Dealing with Cancer....two years later.

DISCLAIMER:  While the majority of the posts on my blog the past two years have been for grad school assignments, I felt the need to post today.  These are my thoughts and feelings, as I typed them randomly this morning.  I am in no way trying to offend anyone, quite the opposite really, I am trying to heal as best I can.  AS most of you know, my mother has been fighting cancer for two years.  The ups and downs, my own insecurities, and my worry and love for both of my sisters is what led me to write the following.  Please remember that I LOVE my family with all my heart and this in no way is trying to assign blame, call anyone out, or start a war.  It is just my own personal raw feelings, and I am sure that my sister's have their own raw feelings as well.




June 2012.  The month and year that my, up-until-now fairly safe, life changed.  That was when my mother, Patricia Jane Bell Davis, was diagnosed with one of the worst types of cancer for a woman to have.  The big “O” in cancer.  The “Whispering Killer”. Ovarian Cancer.  My life has changed.  My mother’s life has changed.  My sisters lives have changed.  My father’s life has changed.  It will have an impact on how I live day to day for the rest of my life.  It will have an impact on the children and grandchildren that I raise some day.  It has and will continue to have an impact on my 9 year old niece and her two older brothers.  I have cried so many tears that at times I don’t think I will ever be able to cry another tear again, and then I prove myself wrong by crying a torrent again.  I have been so angry at how my older sister is dealing with the knowledge of my mother’s mortality that I have wanted at times to wring her neck. Since I cannot read her mind, I can only guess that the fact that she does not talk about it and does not visit my mother as often as I feel she should, is how she is dealing with things.  No matter her reasoning or dealing mechanisms, one thing remains true, I love both of my sisters and I am there for them when they feel the need to talk about what is happening with our mother.

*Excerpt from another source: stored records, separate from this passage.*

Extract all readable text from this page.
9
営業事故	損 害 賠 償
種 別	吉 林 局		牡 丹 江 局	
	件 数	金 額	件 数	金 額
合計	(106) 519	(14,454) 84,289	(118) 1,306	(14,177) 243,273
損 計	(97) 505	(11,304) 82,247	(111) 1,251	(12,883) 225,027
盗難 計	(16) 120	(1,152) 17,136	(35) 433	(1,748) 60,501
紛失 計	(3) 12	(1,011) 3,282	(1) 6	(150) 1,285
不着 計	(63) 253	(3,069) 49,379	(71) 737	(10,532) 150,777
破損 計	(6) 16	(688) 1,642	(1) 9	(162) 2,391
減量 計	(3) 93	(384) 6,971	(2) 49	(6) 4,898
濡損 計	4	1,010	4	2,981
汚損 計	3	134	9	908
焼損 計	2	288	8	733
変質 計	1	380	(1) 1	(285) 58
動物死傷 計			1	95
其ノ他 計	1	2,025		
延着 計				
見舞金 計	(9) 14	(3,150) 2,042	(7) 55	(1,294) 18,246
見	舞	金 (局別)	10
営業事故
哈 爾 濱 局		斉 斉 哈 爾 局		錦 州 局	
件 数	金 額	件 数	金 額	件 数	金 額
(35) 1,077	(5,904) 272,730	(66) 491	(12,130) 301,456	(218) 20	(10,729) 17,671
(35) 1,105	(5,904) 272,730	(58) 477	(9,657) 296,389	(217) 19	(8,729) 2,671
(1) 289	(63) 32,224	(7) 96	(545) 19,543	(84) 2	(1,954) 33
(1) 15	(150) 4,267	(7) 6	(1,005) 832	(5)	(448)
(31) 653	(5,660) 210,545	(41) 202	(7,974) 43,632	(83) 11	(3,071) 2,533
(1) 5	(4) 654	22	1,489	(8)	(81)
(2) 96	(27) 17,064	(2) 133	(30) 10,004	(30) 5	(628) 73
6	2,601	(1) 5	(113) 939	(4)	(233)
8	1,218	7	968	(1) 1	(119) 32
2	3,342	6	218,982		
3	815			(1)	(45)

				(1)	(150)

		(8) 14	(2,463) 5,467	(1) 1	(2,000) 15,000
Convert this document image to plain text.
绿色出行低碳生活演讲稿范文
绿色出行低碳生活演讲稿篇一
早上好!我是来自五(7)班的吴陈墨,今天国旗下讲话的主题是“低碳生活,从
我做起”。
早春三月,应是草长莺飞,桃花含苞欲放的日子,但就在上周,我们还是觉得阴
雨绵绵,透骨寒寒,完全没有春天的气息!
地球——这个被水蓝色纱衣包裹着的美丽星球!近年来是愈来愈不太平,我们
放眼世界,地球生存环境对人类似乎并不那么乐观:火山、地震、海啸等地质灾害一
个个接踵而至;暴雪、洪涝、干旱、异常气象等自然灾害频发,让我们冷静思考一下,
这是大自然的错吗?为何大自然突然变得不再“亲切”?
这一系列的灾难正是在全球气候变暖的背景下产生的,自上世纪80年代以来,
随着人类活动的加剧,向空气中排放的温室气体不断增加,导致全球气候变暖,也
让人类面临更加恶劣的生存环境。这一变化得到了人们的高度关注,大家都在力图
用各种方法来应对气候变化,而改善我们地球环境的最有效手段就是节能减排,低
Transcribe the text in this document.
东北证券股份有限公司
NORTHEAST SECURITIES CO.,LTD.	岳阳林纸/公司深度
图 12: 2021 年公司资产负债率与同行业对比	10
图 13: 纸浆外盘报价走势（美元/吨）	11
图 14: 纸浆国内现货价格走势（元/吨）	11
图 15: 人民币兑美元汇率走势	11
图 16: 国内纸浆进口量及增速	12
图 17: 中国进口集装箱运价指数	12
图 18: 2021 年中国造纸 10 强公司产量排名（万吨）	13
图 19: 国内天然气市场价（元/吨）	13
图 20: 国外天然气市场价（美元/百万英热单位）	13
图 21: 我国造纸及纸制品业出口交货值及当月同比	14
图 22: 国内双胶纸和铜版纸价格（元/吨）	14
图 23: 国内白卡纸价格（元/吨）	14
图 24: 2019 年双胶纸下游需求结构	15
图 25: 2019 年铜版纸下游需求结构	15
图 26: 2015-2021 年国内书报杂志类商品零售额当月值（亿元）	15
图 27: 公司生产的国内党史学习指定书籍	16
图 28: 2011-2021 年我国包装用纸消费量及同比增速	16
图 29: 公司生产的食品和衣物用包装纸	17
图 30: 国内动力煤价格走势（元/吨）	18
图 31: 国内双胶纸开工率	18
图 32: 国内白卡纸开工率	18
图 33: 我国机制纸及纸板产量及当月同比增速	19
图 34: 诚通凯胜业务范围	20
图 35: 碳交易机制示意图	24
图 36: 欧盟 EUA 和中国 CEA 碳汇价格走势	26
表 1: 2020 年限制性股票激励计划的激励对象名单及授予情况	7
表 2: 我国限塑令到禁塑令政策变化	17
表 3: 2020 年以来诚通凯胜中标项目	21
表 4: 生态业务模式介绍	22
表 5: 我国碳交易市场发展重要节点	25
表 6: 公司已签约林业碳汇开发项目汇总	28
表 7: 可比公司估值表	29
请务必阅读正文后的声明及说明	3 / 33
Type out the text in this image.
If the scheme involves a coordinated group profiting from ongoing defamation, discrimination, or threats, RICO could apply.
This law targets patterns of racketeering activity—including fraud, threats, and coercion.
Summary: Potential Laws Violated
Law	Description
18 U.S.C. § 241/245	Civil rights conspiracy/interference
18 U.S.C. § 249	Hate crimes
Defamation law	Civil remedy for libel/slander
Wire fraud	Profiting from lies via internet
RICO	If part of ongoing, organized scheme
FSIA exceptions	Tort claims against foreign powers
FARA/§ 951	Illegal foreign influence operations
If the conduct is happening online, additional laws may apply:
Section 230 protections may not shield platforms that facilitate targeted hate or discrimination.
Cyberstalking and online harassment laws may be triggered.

The one thing I have never done is ask God “WHY?”  To me, this is not about God giving her cancer, but rather the fact that he is there to comfort her and give her doctor’s guidance.  I know that he has a plan for her; I just have to trust that whatever that plan is, when her time on this earth is done, that I will find comfort in the fact that God chose her to be my mother. 
I have been trying to remember as much as I can in regards to events and memories of my mother.  There are a few that stand out vividly, and some that I only have bits and pieces of.  One of my earliest memories is in the house on Rainbow Drive in Lynchburg, VA.  I know I was not yet 5, as we moved to TN when I was 4.  This particular memory is very choppy and foggy, but I am outside and I can see her standing by the door.  Another one is of a birthday party in TN.  She was working at McDonald’s at the time and is wearing her uniform.  I am unsure if she is going in or just got home from work.  There are some sad memories, such as me sitting in the back of the orange Datsun trying to put on socks as my dad is rushing my mother to the hospital.  I am scared, and tired as it is the middle of the night to me, and I don’t know what is wrong with my mommy.  I can remember funny memories, such as the time she was taking us trick-or-treating and we were at the neighbor’s house.  We had carved two pumpkins that year and they were on a double stand in the middle of the living room window instead of outside on the porch.  IT was chilly that year so we had a fire going in the fireplace in the living room.  Mom looked across the street and thought the house was on fire (no, this is not the funny part….that is coming next).  She took off running down the hill driveway of the neighbor’s house and started across the road.  The next thing I know, she is sprawled out on her back in the middle of the street with her legs up in the air like a circus clown.  To this day I smile when I picture my mother lying in the middle of the street with her legs thrown up in the air.  I remember the movies from McDonald’s that she took to area schools and clubs to show the kids.  In fact, I can still remember parts of the songs in those films.  I remember swimming at Freedom Hall pool and the Rec Center.  I remember Hill’s Department store and going to shop with her.  I remember going to see Granny Bell, her mother, and Great Granny Bell on trips to Virginia, with her.  I can also remember her wearing my tail out with an acrylic hairbrush because I did something wrong.  Oh that hairbrush, I can remember sitting still, or trying to, as she used that brush to do what must have been her best attempt at yanking every single one of the hairs on my head out as she brushed it. (To this day I still have a tender scalp). 
I find myself wondering how I will react when my mother passes on, hopefully a long time from now.  Will I be stoic for my sisters and not shed a tear?  Highly doubtful.  I am a very emotional and sensitive person. I cry at sappy commercials, TV shows, and movies.  I watch the military homecoming videos on YouTube and bawl like a baby.  They are happy tears, sad tears, angry tears….but that is my caring nature and I would never want to change it.  So, on the day my mother passes from my world into God’s arms, I know I will be investing in a tissue company.